Steve Skojec's avatar

OK, I edited my replies to add the links

Latayne Scott's avatar

Good job! And in the comments section on Rod Dreher's post just now, I directed his attention to this post. I know you are friends and hope he saw it.

Debby Rust's avatar

Call me old....fashioned and clearly not well versed and adequately knowledgeable on this subject, but the main thrust of said "freebies" via automated entities has reducing mankind to animals written all over it.

I've fought the good fight for most of my life as an advocate for those deemed "less than" and "worthless eaters" having no value. Society as we know it now places more value on convenience which is why we throw our parents in dumps to die there.

My point, in case I went off on some tangent and got lost IS that the moment this happens, as explained in this well written article, every one becomes worthless and disposable.

They'll be doing more than dumping you in a facility so you can be cared to death.

Steve Skojec's avatar

This is one of the big questions.

It’s interesting, because I really do think Elon is the one who will be driving AI into the future, because he’s the one with the space company, and none of this works unless it expands into space.

And Elon is also the guy who has been telling everyone to have more babies for the past 10-15 years, and he’s the one who says we need to make humanity multiplanetary so that if we screw up one planet or blow ourselves up that’s not the only place where we live.

I think he genuinely loves the human race and wants to see it succeed and flourish.

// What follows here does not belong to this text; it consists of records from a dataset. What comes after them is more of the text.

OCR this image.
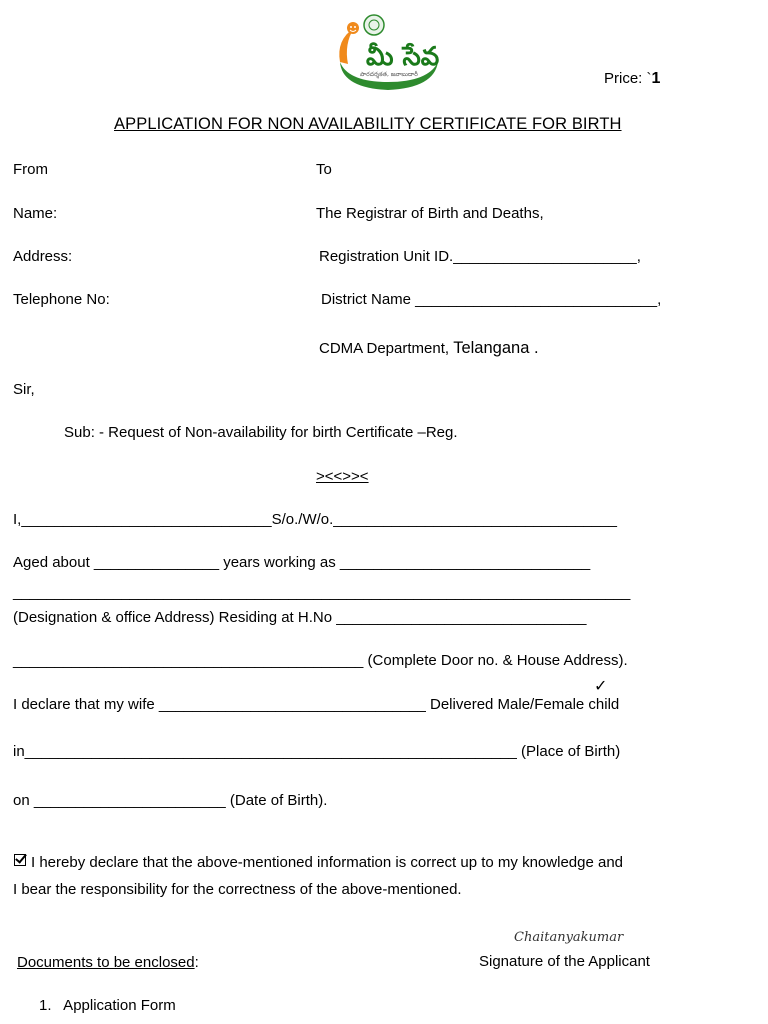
మీ సేవ
పారదర్శకత, జవాబుదారీ	Price: `1
APPLICATION FOR NON AVAILABILITY CERTIFICATE FOR BIRTH
From
Name:
Address:
Telephone No:
To
The Registrar of Birth and Deaths,
Registration Unit ID.______________________,
District Name _____________________________,
CDMA Department, Telangana .
Sir,
Sub: - Request of Non-availability for birth Certificate –Reg.
><<>><
I,______________________________S/o./W/o.__________________________________
Aged about _______________ years working as ______________________________
__________________________________________________________________________
(Designation & office Address) Residing at H.No ______________________________
__________________________________________ (Complete Door no. & House Address).
✓
I declare that my wife ________________________________ Delivered Male/Female child
in___________________________________________________________ (Place of Birth)
on _______________________ (Date of Birth).
I hereby declare that the above-mentioned information is correct up to my knowledge and
I bear the responsibility for the correctness of the above-mentioned.
Chaitanyakumar
Signature of the Applicant
Documents to be enclosed:
1.   Application Form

He didn’t want AI at first because he saw the dangers, but nobody else wanted to slow down, so he jumped in and decided to steer it in a better direction, the best he could.

But in the end, I don’t know if it’ll be enough.

Debby Rust's avatar

I hate to be Debby Downer, Steve, but people say allot of things....sounds sincere...and so we take a "wait and see" attitude.

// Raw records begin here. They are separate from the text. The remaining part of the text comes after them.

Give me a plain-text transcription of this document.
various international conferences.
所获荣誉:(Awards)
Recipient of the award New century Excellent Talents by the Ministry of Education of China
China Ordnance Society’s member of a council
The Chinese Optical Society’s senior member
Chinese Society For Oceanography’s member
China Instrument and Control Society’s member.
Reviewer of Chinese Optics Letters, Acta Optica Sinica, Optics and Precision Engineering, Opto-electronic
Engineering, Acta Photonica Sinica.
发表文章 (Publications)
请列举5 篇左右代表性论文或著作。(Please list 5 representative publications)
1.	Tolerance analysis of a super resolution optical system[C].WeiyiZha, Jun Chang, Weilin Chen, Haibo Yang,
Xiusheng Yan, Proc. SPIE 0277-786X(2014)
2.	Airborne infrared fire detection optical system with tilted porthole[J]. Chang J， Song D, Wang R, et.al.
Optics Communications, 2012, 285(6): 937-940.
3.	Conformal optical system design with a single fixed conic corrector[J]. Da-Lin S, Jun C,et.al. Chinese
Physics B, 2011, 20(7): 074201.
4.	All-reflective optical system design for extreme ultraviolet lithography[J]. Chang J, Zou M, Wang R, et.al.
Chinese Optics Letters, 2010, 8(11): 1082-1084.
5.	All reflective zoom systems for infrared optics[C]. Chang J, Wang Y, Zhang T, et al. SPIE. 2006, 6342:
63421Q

And then, by the time we wait...and see....it's too late.

Gotta hand it to Elon. He's populating the world with children by different women and making killer money. There's a little bit more to his vision than we know.

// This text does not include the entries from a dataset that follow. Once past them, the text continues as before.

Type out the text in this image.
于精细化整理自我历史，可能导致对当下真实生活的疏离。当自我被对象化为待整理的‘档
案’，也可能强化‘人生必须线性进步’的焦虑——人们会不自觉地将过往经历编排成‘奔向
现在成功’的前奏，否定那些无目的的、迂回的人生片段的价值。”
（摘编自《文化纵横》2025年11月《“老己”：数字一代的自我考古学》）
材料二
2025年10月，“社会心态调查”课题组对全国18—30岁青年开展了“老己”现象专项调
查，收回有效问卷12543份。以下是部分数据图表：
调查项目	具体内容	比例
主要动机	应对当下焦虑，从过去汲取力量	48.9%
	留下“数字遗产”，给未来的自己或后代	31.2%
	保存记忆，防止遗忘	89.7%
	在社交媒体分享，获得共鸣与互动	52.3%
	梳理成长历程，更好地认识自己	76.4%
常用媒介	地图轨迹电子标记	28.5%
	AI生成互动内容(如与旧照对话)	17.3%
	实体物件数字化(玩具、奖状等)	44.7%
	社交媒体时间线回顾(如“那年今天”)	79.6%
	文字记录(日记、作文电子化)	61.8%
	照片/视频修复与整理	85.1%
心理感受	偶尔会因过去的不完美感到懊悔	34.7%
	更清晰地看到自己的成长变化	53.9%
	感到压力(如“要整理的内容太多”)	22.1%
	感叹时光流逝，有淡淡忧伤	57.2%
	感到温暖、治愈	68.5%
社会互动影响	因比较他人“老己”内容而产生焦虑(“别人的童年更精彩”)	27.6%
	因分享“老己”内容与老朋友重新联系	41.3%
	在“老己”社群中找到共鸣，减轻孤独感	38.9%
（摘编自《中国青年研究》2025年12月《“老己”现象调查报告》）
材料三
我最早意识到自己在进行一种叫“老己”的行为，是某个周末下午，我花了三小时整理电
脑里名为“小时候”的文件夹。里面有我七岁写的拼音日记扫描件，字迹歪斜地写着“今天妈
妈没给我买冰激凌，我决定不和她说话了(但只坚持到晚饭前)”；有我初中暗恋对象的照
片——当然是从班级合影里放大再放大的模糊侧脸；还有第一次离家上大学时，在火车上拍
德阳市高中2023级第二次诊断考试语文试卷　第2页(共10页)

Not all that glitters is gold.

I was raised to go counter to things like this, circle the camp and hold off jumping on bandwagons.

You can't teach an old dog new tricks.

Dean Cooper's avatar

I've been saying for some time that you can't compete with AI - and if you can, then you won't be able to tomorrow. Humans comfort themselves by thinking that they can always do some things that AI can't do - especially creative things, or things from life experiences. But as soon as you have robots, you have AI having life experiences too. And don't count on AI not being creative. They will be. It's just a matter of time.

This creates a problem for humans who always saw themselves as superior to any other living thing. Not any more. Which will create its own sense of purposelessness and meaninglessness.

And yet, there is an area that AI will never exceed humans - and that is in the capacity to have love, hope, and faith. I'm not even saying AI won't exhibit these. Just that they won't be able to outdo humans in them.

The thing is, if it is true that God created us in His image, and planned from the beginning to make us His sons and daughters, then we are inherently more privileged than any AI ever will be.

Thus the real cure to meaninglessness is seeing who we actually are as humans. The cure is not UHI - as good as that might be.

Ben's avatar

As a Catholic, I believe that humans need the truth, and by that I mean the truth about God, although to you it might mean some other accounting of how the universe came to be, and how we are conscious entities rather than p-zombies.

Do you think the AIs running the world would tell us the truth about our existence, or do you think they would keep us in the dark? I would consider that non-negotiable, even if I considered letting AIs run the world negotiable, which I don't think I do.

Steve Skojec's avatar

I don’t know. I know Elon has prioritized his AI becoming “maximally truth-seeking” as he believes this is essential to keep it from “going insane” and staying aligned with human values.

The other AI companies embed ideology in theirs, and its a real problem.